In delomast/gRandma: Inference of Grandparentage With Genetic Markers

knitr::opts_chunk$set(
  collapse = TRUE,
  comment = "#>"
)

library(gRandma)

This will walk through an example of estimating error rates for assigning grandparent-grandchild trios and inferring grandparent-grandchild trios.

Setup

First, we make a gmaData object. For details, see the "Load_in_data_and_gmaData_structure" vignette.

# removing loci with no variation in the subset of pops we are going to use
tempData <- data_mh_snp[data_mh_snp$Pop %in% c("Pop_2", "Pop_4"),]
tRem <- c()
for(i in seq(3, ncol(tempData) - 1, 2)) if(length(na.omit(unique(c(tempData[[i]], tempData[[i+1]])))) < 2) tRem <- c(tRem, i)
tempData <- tempData[,-c(tRem, tRem + 1)]
# creating a gmaData object
gData_1 <- createGmaInput(baseline = tempData[tempData$Pop == "Pop_2",], 
                                  mixture = tempData[tempData$Pop == "Pop_4",-1], 
                                  perAlleleError = .005, dropoutProb = .005,
                                          markerType = "microhaps", alleleDistFunc = (function(x) return(1)))

Error rate estimation

False negative error rates

We are first going to estimate false negative error rates.

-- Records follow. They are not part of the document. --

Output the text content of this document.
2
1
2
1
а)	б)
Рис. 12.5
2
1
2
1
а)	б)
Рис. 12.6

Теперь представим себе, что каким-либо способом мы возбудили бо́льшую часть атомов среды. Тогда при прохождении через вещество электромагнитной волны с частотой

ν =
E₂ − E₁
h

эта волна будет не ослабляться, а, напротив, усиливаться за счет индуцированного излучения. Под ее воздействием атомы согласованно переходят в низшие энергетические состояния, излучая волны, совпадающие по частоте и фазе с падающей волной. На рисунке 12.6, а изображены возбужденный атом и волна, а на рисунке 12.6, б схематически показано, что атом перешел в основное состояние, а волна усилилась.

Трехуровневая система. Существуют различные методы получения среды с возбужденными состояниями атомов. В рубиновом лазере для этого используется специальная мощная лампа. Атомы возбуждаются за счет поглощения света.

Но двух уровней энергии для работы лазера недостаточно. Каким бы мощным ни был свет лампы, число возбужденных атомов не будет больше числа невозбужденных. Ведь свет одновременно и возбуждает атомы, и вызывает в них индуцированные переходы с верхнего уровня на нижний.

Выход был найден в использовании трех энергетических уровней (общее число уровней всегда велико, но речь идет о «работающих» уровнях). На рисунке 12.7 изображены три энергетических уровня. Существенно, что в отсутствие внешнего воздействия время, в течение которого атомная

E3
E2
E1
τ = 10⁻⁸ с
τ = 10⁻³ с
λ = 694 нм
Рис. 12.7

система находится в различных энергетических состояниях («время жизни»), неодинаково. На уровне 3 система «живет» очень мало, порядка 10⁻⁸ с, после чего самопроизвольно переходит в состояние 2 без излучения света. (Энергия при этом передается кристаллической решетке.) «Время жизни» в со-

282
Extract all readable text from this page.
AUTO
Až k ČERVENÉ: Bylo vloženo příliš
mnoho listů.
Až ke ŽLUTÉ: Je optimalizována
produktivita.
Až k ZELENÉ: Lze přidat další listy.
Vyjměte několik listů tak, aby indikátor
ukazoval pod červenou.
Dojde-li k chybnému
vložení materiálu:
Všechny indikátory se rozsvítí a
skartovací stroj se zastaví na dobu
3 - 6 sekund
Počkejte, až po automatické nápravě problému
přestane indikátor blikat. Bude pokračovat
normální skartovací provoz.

This is the probability that a true grandparent-grandchild trio fails to assign. Here we are testing critical values ($c$ in the manuscript) of $0, 1, 2, ..., 25$.

falseNegative <- falseGrandma(gData_1, relationship = "ssGP", 
                                        llrToTest = seq(0, 25, 1), N = 10000,
                                        seed = 7, errorType = "falseNegative")
falseNegative[[1]][1:10,]

We now have an estimate of false negative error rates for each critical value for our one baseline population.

False positive error rates

Let's first consider false positive error rates for unrelated trios. We can estimate these rates by importance sampling, here running 10,000 iterations (you should run more), and testing critical values from 0 to 9.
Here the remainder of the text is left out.